The lesson was taking place in the decrepit high school in the Chicago housing projects located in the far Southside of Chicago. The projects, so long established they are considered a historic landmark, lie so far South that it took me two hours to travel on public transit there. Needing to travel for an hour just to reach the nearest Red line stop, the residents are cut off from grocery stores, drug stores and any economic opportunity the city might have to offer. There’s no jobs here, just a boarded up store, a library with the doors locked and several charities located in isolated buildings with torn blue awnings.

The name of the projects evokes a kind of irony—Altgeld Gardens. For the three to four thousand residents crammed into several blocks of public housing , it’s less like gardens and more like a forgotten hell on earth. The warnings the assistant teacher gave were no joke. On one side of the high school and elementary school are blocks and blocks of shiny, new projects. On the other side, the brick buildings are closed—haunting rows, their windows like eyes with patches over them.

“They closed because people got sick,” our tour guide told us when I first drove through the projects. He spoke of  people getting cancer and mysterious illnesses. Children are born without genitals, a little boy goes blind after playing in the grass. Residents complain of the drifting stench from the landfills, nauseating on a warm summer’s day.

I couldn’t face being a voyeur on the situation.
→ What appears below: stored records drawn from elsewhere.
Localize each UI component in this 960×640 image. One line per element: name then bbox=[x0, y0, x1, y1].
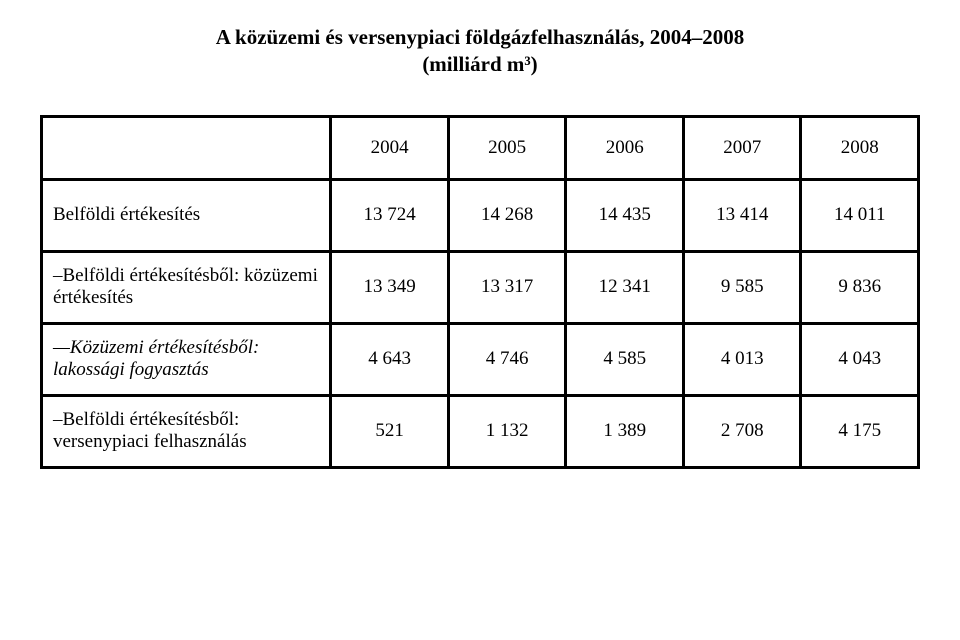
row-value: 1 389 bbox=[566, 395, 684, 467]
page-title: A közüzemi és versenypiaci földgázfelhas… bbox=[40, 24, 920, 79]
title-line-1: A közüzemi és versenypiaci földgázfelhas… bbox=[216, 25, 744, 49]
row-value: 2 708 bbox=[683, 395, 801, 467]
row-value: 9 585 bbox=[683, 251, 801, 323]
table-header-year: 2006 bbox=[566, 116, 684, 179]
table-header-year: 2008 bbox=[801, 116, 919, 179]
table-header-row: 2004 2005 2006 2007 2008 bbox=[42, 116, 919, 179]
row-value: 12 341 bbox=[566, 251, 684, 323]
row-value: 14 011 bbox=[801, 179, 919, 251]
row-value: 14 435 bbox=[566, 179, 684, 251]
row-label: –Belföldi értékesítésből: közüzemi érték… bbox=[42, 251, 331, 323]
table-row: —Közüzemi értékesítésből: lakossági fogy… bbox=[42, 323, 919, 395]
row-value: 9 836 bbox=[801, 251, 919, 323]
row-value: 4 175 bbox=[801, 395, 919, 467]
row-value: 4 043 bbox=[801, 323, 919, 395]
row-value: 4 585 bbox=[566, 323, 684, 395]
row-value: 13 349 bbox=[331, 251, 449, 323]
table-row: –Belföldi értékesítésből: közüzemi érték… bbox=[42, 251, 919, 323]
row-value: 13 317 bbox=[448, 251, 566, 323]
title-line-2: (milliárd m³) bbox=[422, 52, 537, 76]
row-value: 4 643 bbox=[331, 323, 449, 395]
row-value: 4 013 bbox=[683, 323, 801, 395]
row-value: 521 bbox=[331, 395, 449, 467]
row-value: 14 268 bbox=[448, 179, 566, 251]
row-label: –Belföldi értékesítésből: versenypiaci f… bbox=[42, 395, 331, 467]
table-header-blank bbox=[42, 116, 331, 179]
row-value: 4 746 bbox=[448, 323, 566, 395]
data-table: 2004 2005 2006 2007 2008 Belföldi értéke… bbox=[40, 115, 920, 469]
row-value: 13 724 bbox=[331, 179, 449, 251]
table-row: –Belföldi értékesítésből: versenypiaci f… bbox=[42, 395, 919, 467]
row-label: —Közüzemi értékesítésből: lakossági fogy… bbox=[42, 323, 331, 395]
table-header-year: 2005 bbox=[448, 116, 566, 179]
row-value: 13 414 bbox=[683, 179, 801, 251]
row-value: 1 132 bbox=[448, 395, 566, 467]
table-header-year: 2007 bbox=[683, 116, 801, 179]
row-label: Belföldi értékesítés bbox=[42, 179, 331, 251]
table-row: Belföldi értékesítés 13 724 14 268 14 43… bbox=[42, 179, 919, 251]
table-header-year: 2004 bbox=[331, 116, 449, 179]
Sitting in that van, I vowed to go back. I wanted to see what life was really like in the projects. I wanted to meet the people scraping out life in impossible circumstances.

I signed up to tutor the kids at Carver High in French and on a Saturday morning, in I walked on this lesson.

The kids were now trying on gloves and masks. There were giggles from some, and from all when Maqueze couldn’t get his mask to stay firm over his double chin.

Charlie had his pushed up like a crown, then flipped it down and to the side like a baseball hat. When he walked out of the room to the bathroom, he strutted like a king.

I smiled with the kids, laughed with them, and put on my own gloves and mask at their urging. I looked at these sweet-faced kids and wondered how these flowers could grow in such a toxic place. Those who should have been caretakers and gardeners—the government, social services, the privileged, you, me—had mistaken these bright little seedlings for weeds, lacing their home with chemicals and for the most part, abandoning them in a garden without water or sunlight.